🧠 AI⚪ NeutralImportance 7/10

CRAFT: Grounded Multi-Agent Coordination Under Partial Information

arXiv – CS AI|Abhijnan Nath, Hannah VanderHoeven, Nikhil Krishnaswamy|March 27, 2026 at 04:00 AM

🤖AI Summary

Researchers introduce CRAFT, a multi-agent benchmark that evaluates how well large language models coordinate through natural language communication under partial information constraints.

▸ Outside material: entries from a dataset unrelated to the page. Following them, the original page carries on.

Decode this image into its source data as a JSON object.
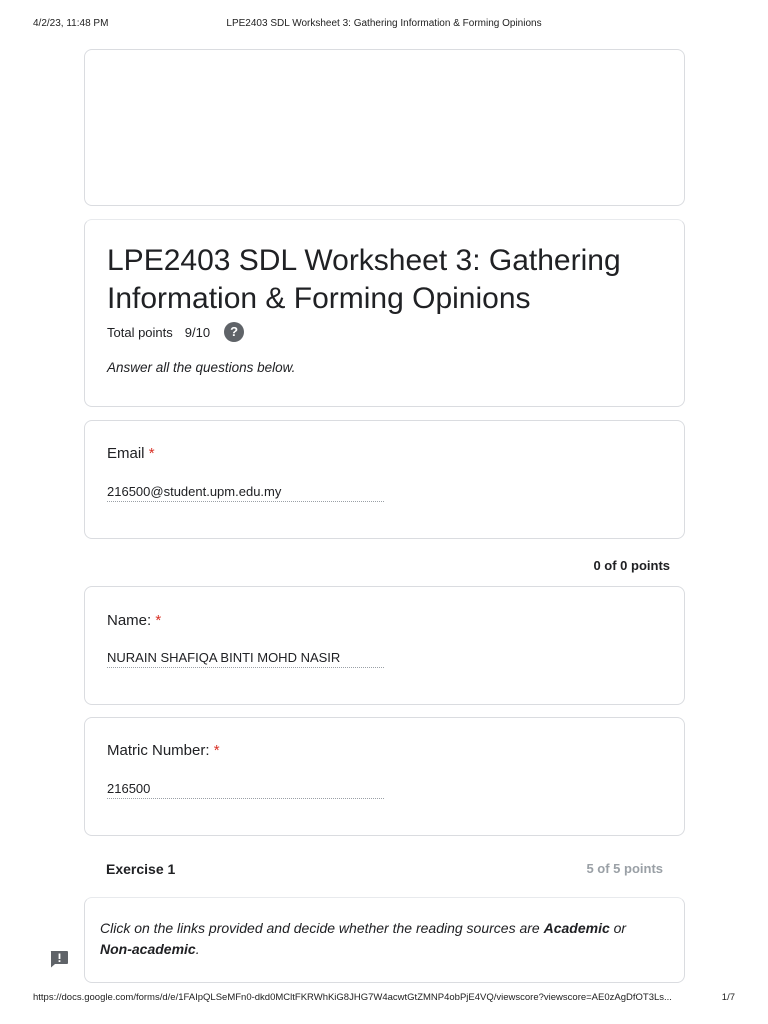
{
  "print_header": {
    "date": "4/2/23, 11:48 PM",
    "title": "LPE2403 SDL Worksheet 3: Gathering Information & Forming Opinions"
  },
  "form": {
    "title": "LPE2403 SDL Worksheet 3:  Gathering Information & Forming Opinions",
    "total_points_label": "Total points",
    "total_points_value": "9/10",
    "help_icon_glyph": "?",
    "description": "Answer all the questions below."
  },
  "email_question": {
    "label": "Email",
    "required_mark": "*",
    "answer": "216500@student.upm.edu.my"
  },
  "section_points": "0 of 0 points",
  "name_question": {
    "label": "Name:",
    "required_mark": "*",
    "answer": "NURAIN SHAFIQA BINTI MOHD NASIR"
  },
  "matric_question": {
    "label": "Matric Number:",
    "required_mark": "*",
    "answer": "216500"
  },
  "exercise": {
    "title": "Exercise 1",
    "points": "5 of 5 points",
    "instruction_part1": "Click on the links provided and decide whether the reading sources are ",
    "instruction_bold1": "Academic",
    "instruction_part2": " or ",
    "instruction_bold2": "Non-academic",
    "instruction_part3": "."
  },
  "icons": {
    "help": "help-circle-icon",
    "feedback": "feedback-icon"
  },
  "print_footer": {
    "url": "https://docs.google.com/forms/d/e/1FAIpQLSeMFn0-dkd0MCltFKRWhKiG8JHG7W4acwtGtZMNP4obPjE4VQ/viewscore?viewscore=AE0zAgDfOT3Ls...",
    "page": "1/7"
  }
}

The study finds that stronger reasoning abilities don't reliably translate to better coordination, with smaller open-weight models often matching or outperforming frontier systems in collaborative tasks.

Key Takeaways

→CRAFT benchmark tests multi-agent coordination in LLMs where agents must collaborate with incomplete information to build shared 3D structures.
→Study evaluated 15 models including 8 open-weight and 7 frontier models across spatial grounding, belief modeling, and pragmatic communication.
→Stronger individual reasoning capabilities do not guarantee better multi-agent coordination performance.
→Smaller open-weight models frequently matched or exceeded the performance of larger frontier systems in coordination tasks.
→Multi-agent coordination remains a fundamentally unsolved challenge for current language model architectures.